En “Novela y utopía”, entrevista de 1985 recogida en Crítica y ficción, usted habló de la moda de ser escéptico, de desconfiar de la historia. En el ambiente de entonces se respiraba, para usar la terminología de Lyotard, la desconfianza en los «grandes relatos». Hoy se percibe, en el campo de la teoría, un incipiente renacimiento del impulso utópico. ¿Qué aporta la literatura a la imaginación del futuro, a la verdadera política (al margen de su simulacro democrático-mediático)?
Me parece que últimamente han aparecido lo que podríamos llamar utopías defensivas. ¿Cómo podemos escapar al control? Una estrategia de huída imposible porque no hay lugar de llegada. Hace poco hicimos una antología en Buenos Aires y le pedimos a veinte narradores de distintas generaciones que escribieran un relato situado en el futuro, en el Tercer Centenario de la independencia, o sea en 2110. Los textos, más que apocalípticos, son ficciones defensivas, definidas por la soledad y la fuga. Algo de eso encontramos también la literatura norteamericana, por ejemplo en William Gibson o en Don DeLillo. Son utopías que tienden a la invisibilidad, intentan, digamos, producir un sujeto invisible y “fuera de control”.

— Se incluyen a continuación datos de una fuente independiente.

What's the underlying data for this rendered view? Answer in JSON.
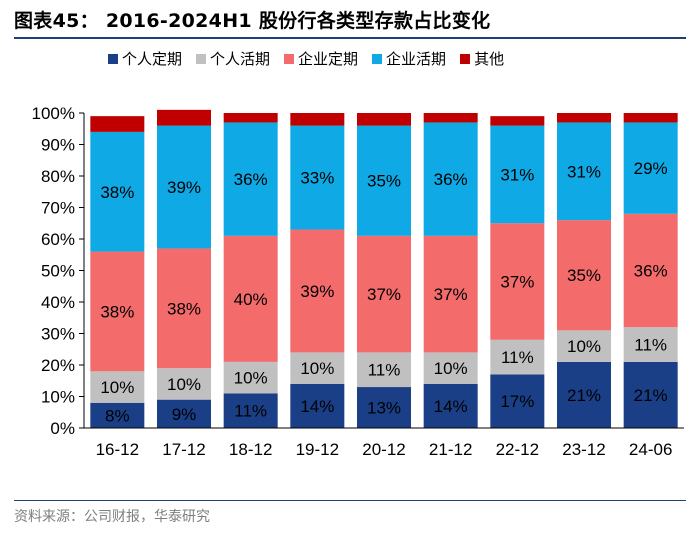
{
  "title": "图表45： 2016-2024H1 股份行各类型存款占比变化",
  "source": "资料来源：公司财报，华泰研究",
  "chart_data": {
    "type": "bar",
    "stacked": true,
    "categories": [
      "16-12",
      "17-12",
      "18-12",
      "19-12",
      "20-12",
      "21-12",
      "22-12",
      "23-12",
      "24-06"
    ],
    "ylim": [
      0,
      100
    ],
    "yticks": [
      "0%",
      "10%",
      "20%",
      "30%",
      "40%",
      "50%",
      "60%",
      "70%",
      "80%",
      "90%",
      "100%"
    ],
    "legend_position": "top",
    "series": [
      {
        "name": "个人定期",
        "color": "#1a3f87",
        "values": [
          8,
          9,
          11,
          14,
          13,
          14,
          17,
          21,
          21
        ],
        "labels": [
          "8%",
          "9%",
          "11%",
          "14%",
          "13%",
          "14%",
          "17%",
          "21%",
          "21%"
        ],
        "label_color": "#000000"
      },
      {
        "name": "个人活期",
        "color": "#c0c0c0",
        "values": [
          10,
          10,
          10,
          10,
          11,
          10,
          11,
          10,
          11
        ],
        "labels": [
          "10%",
          "10%",
          "10%",
          "10%",
          "11%",
          "10%",
          "11%",
          "10%",
          "11%"
        ],
        "label_color": "#000000"
      },
      {
        "name": "企业定期",
        "color": "#f36b6b",
        "values": [
          38,
          38,
          40,
          39,
          37,
          37,
          37,
          35,
          36
        ],
        "labels": [
          "38%",
          "38%",
          "40%",
          "39%",
          "37%",
          "37%",
          "37%",
          "35%",
          "36%"
        ],
        "label_color": "#000000"
      },
      {
        "name": "企业活期",
        "color": "#0fa9e6",
        "values": [
          38,
          39,
          36,
          33,
          35,
          36,
          31,
          31,
          29
        ],
        "labels": [
          "38%",
          "39%",
          "36%",
          "33%",
          "35%",
          "36%",
          "31%",
          "31%",
          "29%"
        ],
        "label_color": "#000000"
      },
      {
        "name": "其他",
        "color": "#c00000",
        "values": [
          5,
          5,
          3,
          4,
          4,
          3,
          3,
          3,
          3
        ],
        "labels": [
          "",
          "",
          "",
          "",
          "",
          "",
          "",
          "",
          ""
        ],
        "label_color": "#000000"
      }
    ]
  }
}
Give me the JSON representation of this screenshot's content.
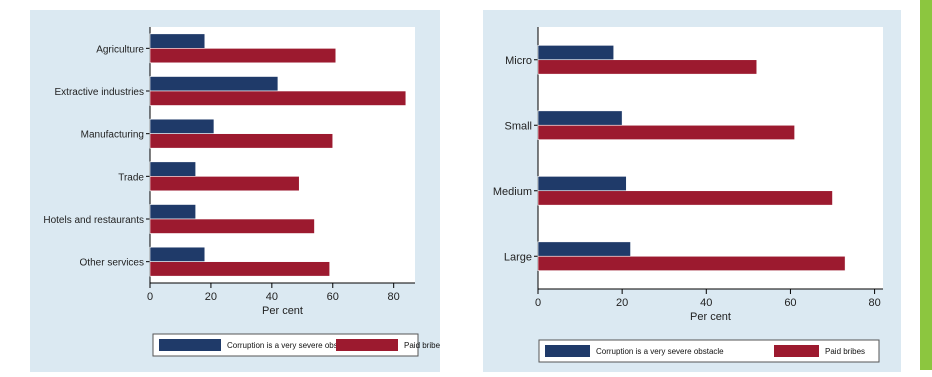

En el campo teórico, hemos transitado de la modernidad (el impulso utópico, la mirada desde el futuro) a la contemporaneidad (la consideración del presente, lo que acaso se relaciona con las utopías defensivas que ha mencionado). ¿Qué sería entonces una literatura contemporánea?, ¿qué la pone en sintonía con nuestro tiempo (además de su posición respecto a los mass media)?
Esta sociedad no hubiera inventado la literatura si no la hubiera encontrado hecha. Es una práctica demasiado lenta y arcaica. A veces digo, un poco de broma, que leemos a la misma velocidad que en los tiempos de Aristóteles. Siempre tenemos que descifrar primero un signo y luego otro y luego otro. Cuando se dice que una imagen vale más que mil palabras sólo se quiere decir que una imagen se comprende instantáneamente, mientras que un texto de mil palabras exige una pausa para ser comprendido. De hecho, nuestra experiencia de la temporalidad la tenemos a través del lenguaje y de la narración. Se puede acelerar la circulación de los textos pero no el tiempo que nos lleva descifrarlos. El único lugar donde se puede experimentar cierta velocidad –o cierto vértigo– con relación al lenguaje es en la poesía. En ese sentido la poesía es lo contemporáneo mismo. Siempre está en el presente.
[1] El seminario fue convertido en libro y publicado por Eterna Cadencia en 2016. [N. del E.]